Os fatos e, mais, o bate-boca na rede social que frequento forjaram o clima. “Fora, corja do PT!”, “Golpe não!”. “Dilma, vaca surtada!”, “Respeito”. “Lula, semianalfabeto vagabundo”, “Fascistas!”. A sensação era de desmanche - do governo, de valores e da esperança. Brasil em transe, gigante caindo em câmera lenta. Pior, o filme entrou setembro adentro.
O que assistimos hoje tem a ver com a gente e com o mundo. Na janela mais ampla, há o país mais poderoso desde a Segunda Grande Guerra, seus aliados ocidentais submissos e dois ou três estados fortes ali onde a Europa vira Ásia e no extremo oriente. As relações entre eles equilibram-se em diplomacia, comércio e força militar. Nos últimos anos, a hegemonia da nação mais poderosa - se dissesse império você talvez achasse papo de cinema tropicalista do Gláuber de 50 anos atrás - tem sido mantida com a desestabilização de governos em regiões estratégicas, Iraque, Síria, e Líbia. O menino morto na praia da Turquia e o horror do Estado Islâmico são consequência, também, desta geopolítica.
Por aqui estas questões externas misturam-se a outras internas. Há quem veja na Venezuela, Argentina e Brasil os próximos alvos da estratégia de demolir para se apropriar. No que nos cabe, temos 12 anos de governos de esquerda que promoveram avanços sociais históricos, hesitaram na execução de reformas estruturais - as do Jango sufocadas pelo golpe de 64 - e se enrederam na corrupção do capitalismo de compadres (obrigado, Veríssimo), versão atual do nosso patrimonialismo atávico. Saudar a Operação Lava Jato apenas por catarse pode ser um tiro no pé do sonho de Brasil independente.

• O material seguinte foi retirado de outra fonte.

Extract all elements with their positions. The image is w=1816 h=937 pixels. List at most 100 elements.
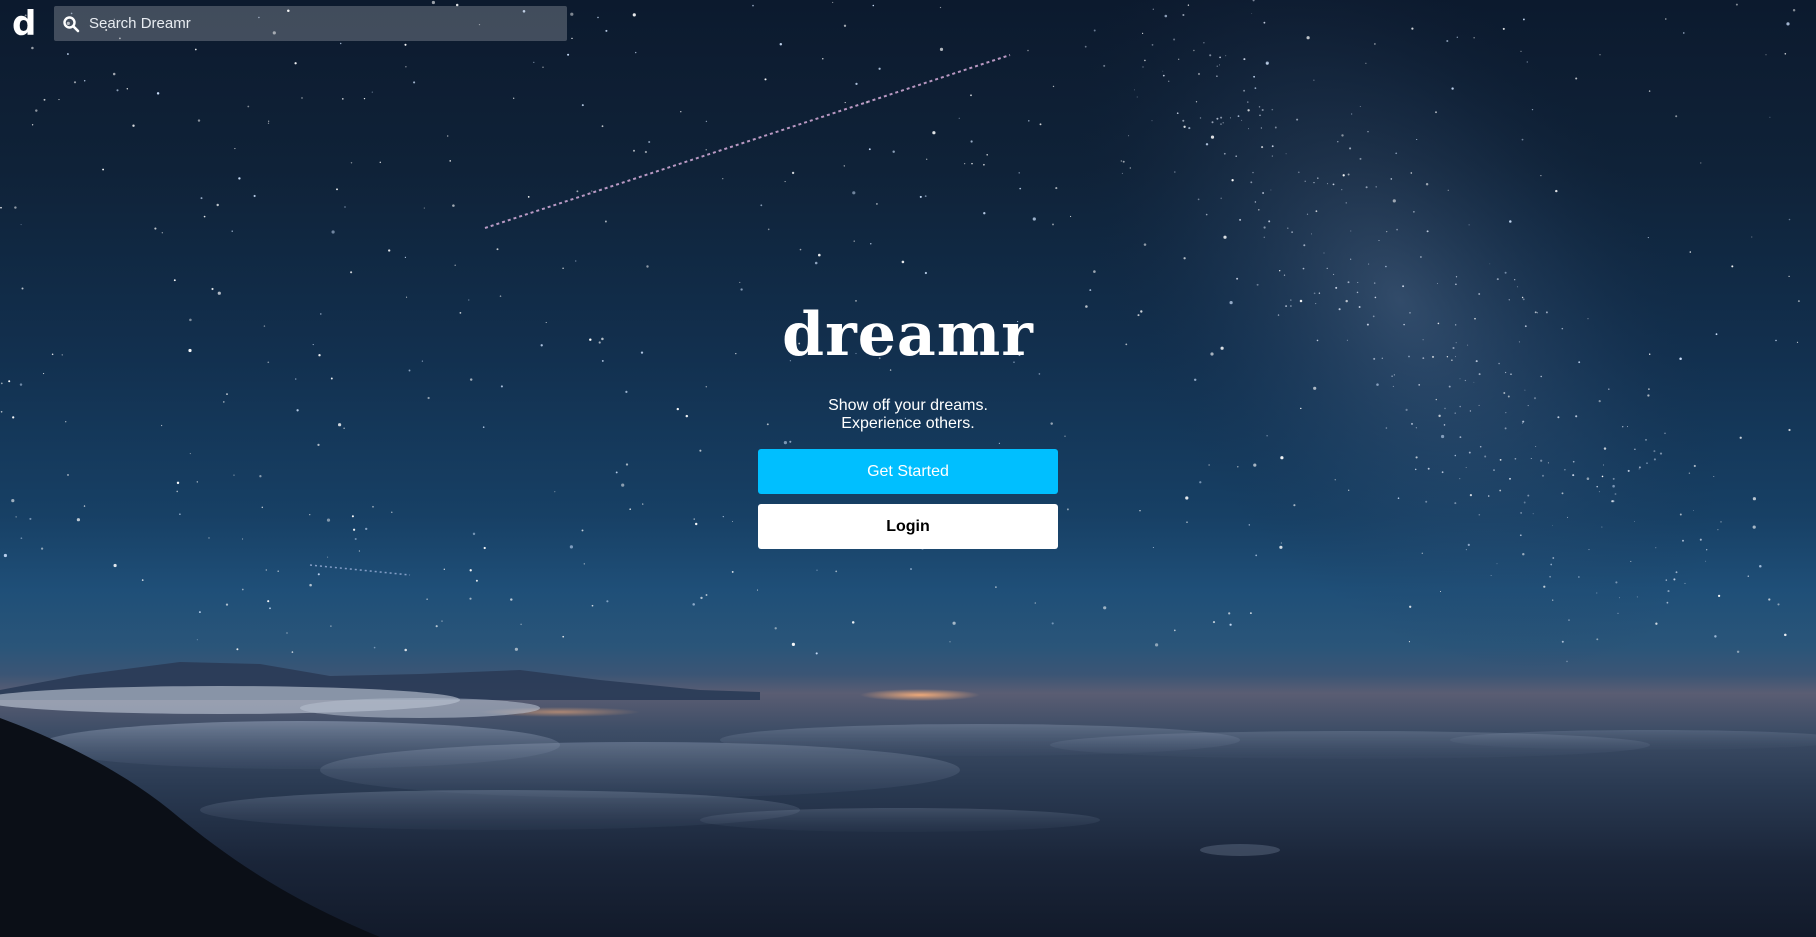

Negá-la é não reconhecer a necessidade de mudar os termos dos negócios com o Estado.
Um arguto professor que tive na faculdade diz que as ideias não morrem. Se vale para a ressurgência da direita, tônica destes dias, vale também para o ideal de esquerda de bem-estar social, igualdade, fraternidade, liberdade. Faz pouco, o PT representou isso. Seu saldo os historiadores avaliarão. O que não se deve é renegar a utopia pelo tropeço dos que ergueram sua bandeira. Mujica que o diga, ouví-lo alivia o transe.